Operating System - HP-UX
1829904 Members
2087 Online
109993 Solutions
New Discussion

Remove Control Characters ( ¾^ , Control-L, Control-C )

 
lnair
Occasional Contributor

Remove Control Characters ( ¾^ , Control-L, Control-C )

Data content within File looks so different with all the control charcaters ( ¾^ , ^C, ^V , ^L etc.. )


Could you please assist:

1) How to get rid of all these control characters.
2) Also which format is this control character, Could'nt understand these characters;
3) How does these control characters gets created .
5 REPLIES 5
curt larson_1
Honored Contributor

Re: Remove Control Characters ( ¾^ , Control-L, Control-C )

1) How to get rid of all these control characters.

you could use the commands, strings, vis, od/xd.

3) How does these control characters gets created

your usually looking at binary data
Leif Halvarsson_2
Honored Contributor

Re: Remove Control Characters ( ¾^ , Control-L, Control-C )

Hi,
With tr it is possible to translate (or remove) character classes (for example "cntrl").

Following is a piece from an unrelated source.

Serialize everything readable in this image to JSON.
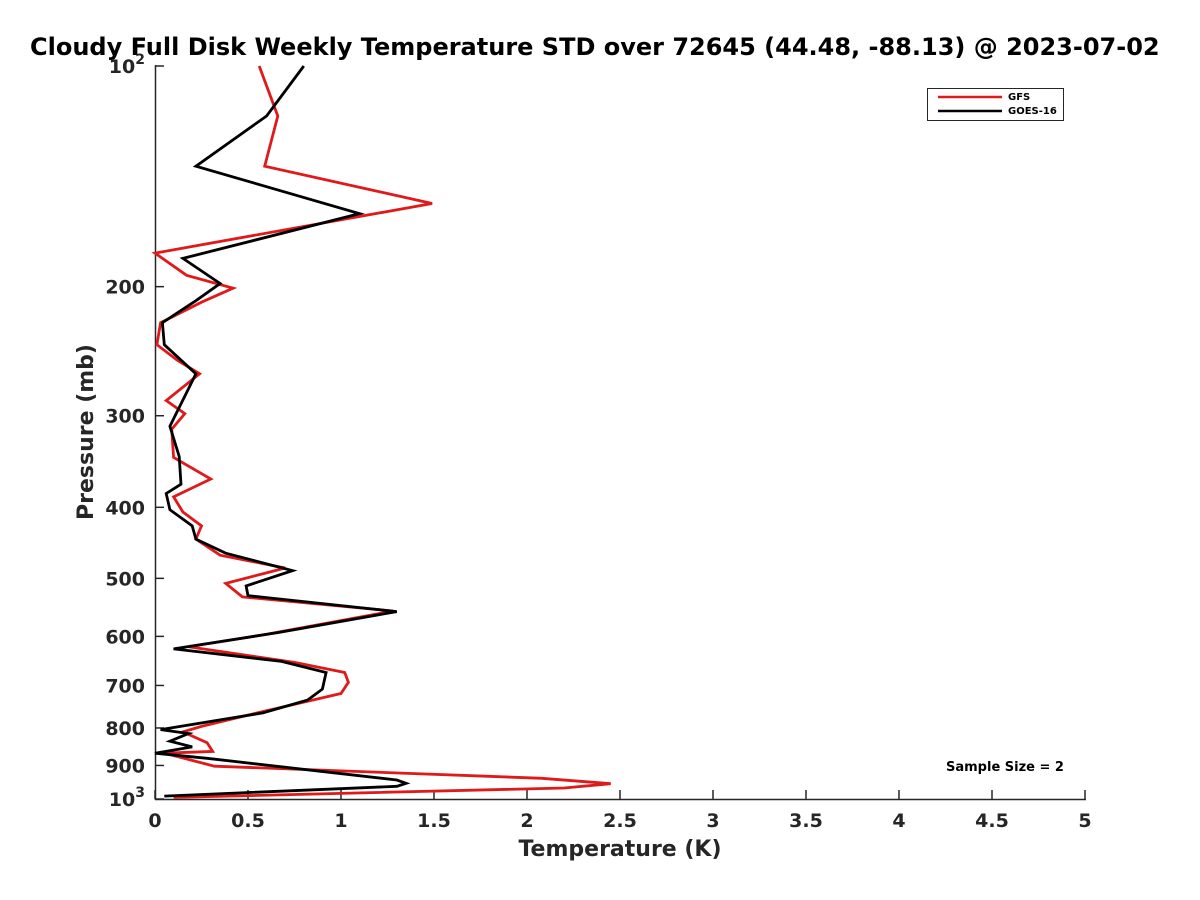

Have a look at the man page for tr.
A. Clay Stephenson
Acclaimed Contributor

Re: Remove Control Characters ( ¾^ , Control-L, Control-C )

This is one approach:

tr -cd "[ -~\012]" < infile > outfile

That will strip anything not ' ' thru '~' or a LF.

If you don't know where these characters are coming from, how can we? These could easily be terminal escape sequences to position characters on the screen.
If it ain't broke, I can fix that.
Elmar P. Kolkman
Honored Contributor

Re: Remove Control Characters ( ¾^ , Control-L, Control-C )

1) You could also try to use:
cat -tv | sed 's/[\^].//g'

Mind this might remove more then you want... like . And regular carrots will be removed too.

You could replace the . with [@CLM] or things like that to remove a specific range of CTRL strings.

2) ^L == Form feed -> get to next page when printing to printer
^C == ? Normally no special meaning, but could be part of some printer language.
The other one is not readable to us, but that could be caused by it being a ASCII code outside the default readable ASCII range of 32-126. The first 27 ASCII values are the control characters etc.

3) In most cases the file is a data file, containing binary data. For instance, when writing the number 3 to a file, it will show as a -C, and not the human readable '3', which is in fact ASCI code 51... For small numbers it is just as efficient, but for larger numbers, like above 10000, you would need 5 bytes to store it in human readable form, while you still need 2 bytes to store it in binary form. And it is faster to read, because a program doesn't have to bother with translation from and to human readable form...

So it completely depends on what generated these files how to make it completely readable. In most cases you will need a good translation program which is created to understand the structure of a file.
Every problem has at least one solution. Only some solutions are harder to find.
Mark Grant
Honored Contributor

Re: Remove Control Characters ( ¾^ , Control-L, Control-C )

Bear in mind also that those "control characters" but be needed in the file. Remove them from a data file and that file might not work anymore.

If you KNOW it is supposed to be just a plain old ascii file then fine, strip them out as mentioned above, otherwise, I'd leave it as it is.
Never preceed any demonstration with anything more predictive than "watch this"